Monday, September 17, 2018

Pandion haliaetus


As I said, I saw an osprey sitting in a dead tree eating what appears to be a carp on the way home from work yesterday afternoon.

I guess it's a carp, I don't know. I'm sorry, it was a little chewed up by that time.

In any case, I am a sucker for this kind of thing, loving ospreys and all things raptor.

I just happened to have a camera next to me.

But I made a stupid error with my equipment. Somehow I misread my iso settings or had them on auto-iso and I got way too much noise. Up around 1250. Serviceable but not perfect, even in the late afternoon.

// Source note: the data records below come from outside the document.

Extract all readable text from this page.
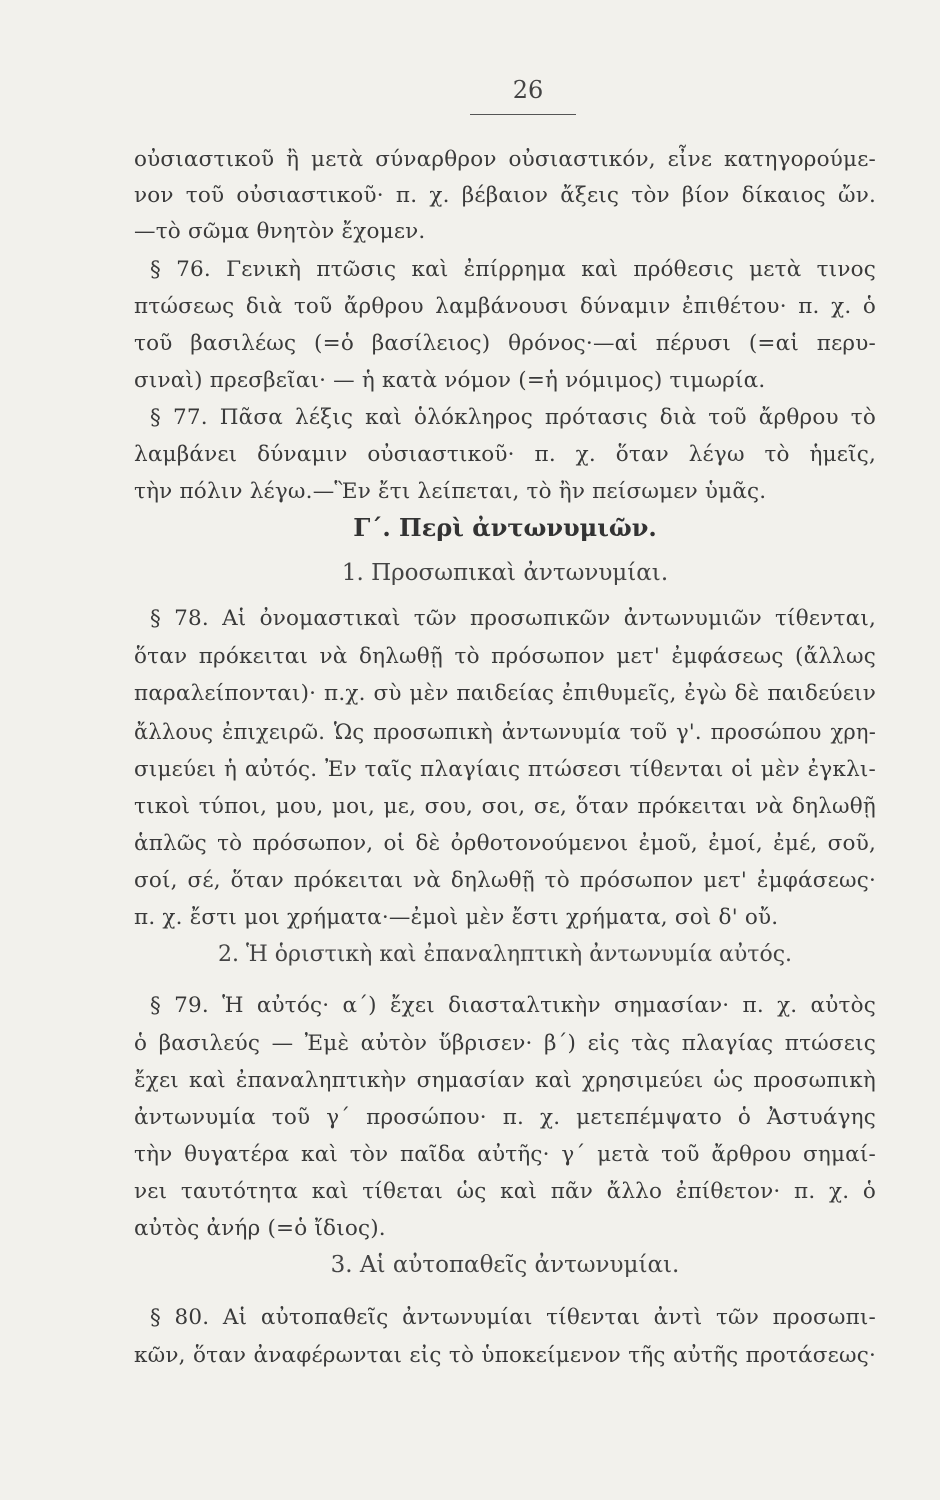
26
οὐσιαστικοῦ ἢ μετὰ σύναρθρον οὐσιαστικόν, εἶνε κατηγορούμε-
νον τοῦ οὐσιαστικοῦ· π. χ. βέβαιον ἄξεις τὸν βίον δίκαιος ὤν.
—τὸ σῶμα θνητὸν ἔχομεν.
§ 76. Γενικὴ πτῶσις καὶ ἐπίρρημα καὶ πρόθεσις μετὰ τινος
πτώσεως διὰ τοῦ ἄρθρου λαμβάνουσι δύναμιν ἐπιθέτου· π. χ. ὁ
τοῦ βασιλέως (=ὁ βασίλειος) θρόνος·—αἱ πέρυσι (=αἱ περυ-
σιναὶ) πρεσβεῖαι· — ἡ κατὰ νόμον (=ἡ νόμιμος) τιμωρία.
§ 77. Πᾶσα λέξις καὶ ὁλόκληρος πρότασις διὰ τοῦ ἄρθρου τὸ
λαμβάνει δύναμιν οὐσιαστικοῦ· π. χ. ὅταν λέγω τὸ ἡμεῖς,
τὴν πόλιν λέγω.—Ἓν ἔτι λείπεται, τὸ ἢν πείσωμεν ὑμᾶς.
Γ΄. Περὶ ἀντωνυμιῶν.
1. Προσωπικαὶ ἀντωνυμίαι.
§ 78. Αἱ ὀνομαστικαὶ τῶν προσωπικῶν ἀντωνυμιῶν τίθενται,
ὅταν πρόκειται νὰ δηλωθῇ τὸ πρόσωπον μετ' ἐμφάσεως (ἄλλως
παραλείπονται)· π.χ. σὺ μὲν παιδείας ἐπιθυμεῖς, ἐγὼ δὲ παιδεύειν
ἄλλους ἐπιχειρῶ. Ὡς προσωπικὴ ἀντωνυμία τοῦ γ'. προσώπου χρη-
σιμεύει ἡ αὐτός. Ἐν ταῖς πλαγίαις πτώσεσι τίθενται οἱ μὲν ἐγκλι-
τικοὶ τύποι, μου, μοι, με, σου, σοι, σε, ὅταν πρόκειται νὰ δηλωθῇ
ἁπλῶς τὸ πρόσωπον, οἱ δὲ ὀρθοτονούμενοι ἐμοῦ, ἐμοί, ἐμέ, σοῦ,
σοί, σέ, ὅταν πρόκειται νὰ δηλωθῇ τὸ πρόσωπον μετ' ἐμφάσεως·
π. χ. ἔστι μοι χρήματα·—ἐμοὶ μὲν ἔστι χρήματα, σοὶ δ' οὔ.
2. Ἡ ὁριστικὴ καὶ ἐπαναληπτικὴ ἀντωνυμία αὐτός.
§ 79. Ἡ αὐτός· α΄) ἔχει διασταλτικὴν σημασίαν· π. χ. αὐτὸς
ὁ βασιλεύς — Ἐμὲ αὐτὸν ὕβρισεν· β΄) εἰς τὰς πλαγίας πτώσεις
ἔχει καὶ ἐπαναληπτικὴν σημασίαν καὶ χρησιμεύει ὡς προσωπικὴ
ἀντωνυμία τοῦ γ΄ προσώπου· π. χ. μετεπέμψατο ὁ Ἀστυάγης
τὴν θυγατέρα καὶ τὸν παῖδα αὐτῆς· γ΄ μετὰ τοῦ ἄρθρου σημαί-
νει ταυτότητα καὶ τίθεται ὡς καὶ πᾶν ἄλλο ἐπίθετον· π. χ. ὁ
αὐτὸς ἀνήρ (=ὁ ἴδιος).
3. Αἱ αὐτοπαθεῖς ἀντωνυμίαι.
§ 80. Αἱ αὐτοπαθεῖς ἀντωνυμίαι τίθενται ἀντὶ τῶν προσωπι-
κῶν, ὅταν ἀναφέρωνται εἰς τὸ ὑποκείμενον τῆς αὐτῆς προτάσεως·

Shots were salvageable but could have been much better if I had caught it at the time. Oh well. Win some, lose some.

The osprey is a unique raptor, the only bird with oily feathers. It feeds almost exclusively on fish. It is also sometimes called the fish eagle, the sea eagle and the river eagle.

It diverged from eagles and hawks tens of millions of years ago, it is unique to its singular evolutionary line.

It actually has its own taxonomic genus, Pandion and family, Pandionidae. There are four recognized subspecies of osprey.

Its talons are rounded rather than grooved and its outer toe is reversible, like an owl's.

In ancient buddhism, this regal raptor was sometimes named "the king of birds."

1 comment:

Unknown said...

Thanks to you, I know that that's the nictating membrane of the bird's eye in the last photo. The first photo is my favorite. What a magnificent creature.